Welcome to the June 2021 OpenSARlab Upgrade!
Changes:
- conda environments (BREAKING CHANGE ALERT: please read details below)
- nbgitpuller patch
- installed jupyter-resource-usage
- profile identifier
Conda Environments
What is conda and what are conda environments?
Conda is an open-source package and environment manager. It identifies and attempts to handle dependency related issues when installing multiple software packages. Users create conda environments, in which multiple software packages may be installed. This allows a user to setup a variety of environments, each containing an assortment of software suited to a particular use-case. If a user needs to install software that would conflict with a previously installed package, they can create a new environment in which to install it and avoid the conflict. They can then switch between environments to handle various use-cases.
How did OpenSARlab use conda previously?
OpenSARlab previously had conda installed but it was only used as a package manager. Conda was not initialized.
What problems did this cause?
- Not initializing conda made it difficult for users to create and use conda environments effectively
- All notebooks ran in the same environment, which involved a delicate balance of software installations, making the OpenSARlab docker image very brittle
- All user accounts had every package installed regardless of individual need, making the OpenSARlab docker image unnecessarily large and slow to build
- Changes to the conda environment made by users did not persist after server shutdowns
- Packages such as ISCE, MintPY, TRAIN, and ARIA-Tools were installed in an area to which users lacked access, making updates and development of those packages difficult
What has changed?
- All notebooks now run in one of 5 conda environments, each suited different use-cases
- rtc_analysis
- insar_analysis
- machine_learning
- hydrosar
- Python 3 (the base conda environment containing minimal software)
- Conda environments are stored in /home/jovyan/.local/envs
- this location is on the user volume, so changes persist after server restarts
- New OpenSARlab users are prompted to select the environments they would like pre-built for them when signing up for an account
- unselected environments may always be added later
- Current users must build their own environments using the provided notebook and accompanying environment.yml files
- Python kernels from the appropriate environments have been pre-selected for all notebooks and saved in their metadata
- if the needed environment doesn't yet exist, users will be prompted to change the kernel to one that does
- Note that an incorrect environment will likely be missing needed software and be incapable of running a notebook for which it was not intended
- Instead, create the needed environment using this notebook
- Code has been added to each notebook to check that it is running in the correct environment
- Warnings explain how to change to the correct environment if it has been created but the notebook isn't using it
- Warnings direct users to a notebook to create the environment if it does not yet exist
- There is also a minimal environment called "scratch" that is intended for user adaptation and experimentation
- This has been added for quick and easy access but users may add as many custom environments as they like
What will happen if I don't create any new environments?

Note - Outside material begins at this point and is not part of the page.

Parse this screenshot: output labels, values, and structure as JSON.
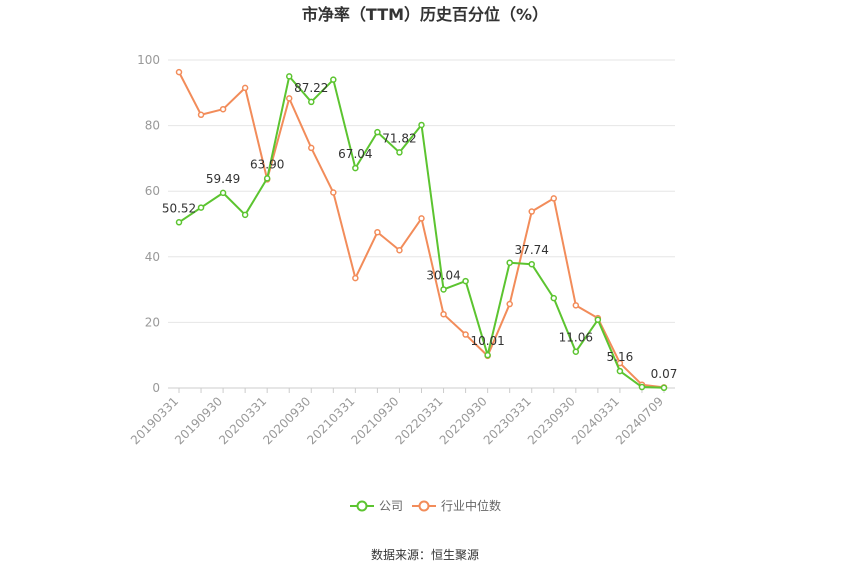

You will encounter environment warnings in the notebooks. You will not have access to the software needed to run the notebooks, which will trigger errors (ModuleNotFoundError).
I don't want to wait for the notebooks to yell at me and give me environment warnings. How can I create the environments I'd like right now?
Good choice! Head over to Create_OSL_Conda_Environments.ipynb and run the notebook. You will be prompted to select an environment from a list of options. Rerun the notebook for every environment you wish to add.
nbgitpuller Patch
What is nbgitpuller?
nbgitpuller performs automatic merging of git repositories in a class-like setting. It handles merging in situations where instructor provided files may be edited both by students and/or the instructor. Its goal is to pull in an instructor's changes while preserving any edits a student has made. Where a conflict exists, it saves the student altered file with a timestamp appended to the filename and pulls in the instructor update.
What was wrong with nbgitpuller?
nbgitpuller did not successfully handle all scenarios encountered in OpenSARlab. When it failed, users were locked out of their accounts. They had to login using a purpose-built profile that would skip the nbgitpuller. They could then identify and manually rectify the git state that caused the nbgitpuller to fail.
How was this issue addressed?
We have populated user accounts with an altered version of nbgitpuller/pull.py - The nbgitpuller will no longer attempt to checkout files that have been removed from a remote branch - If the user has changed to a branch other than main in the opensarlab-notebooks git repository, the merge will be aborted - Users can still merge other branches from the command line
Installed jupyter-resource-usage
What is jupyter-resource-usage?
jupyter-resource-usage is an extension that displays how much memory a notebook server is using. The information is displayed at the top-right of every running Jupyter Notebook. It indicates the total memory used by all running notebooks, kernels, terminals, etc.
Added profile identifier
The name of the current profile now appears to the left of the "Logout" button on the home page.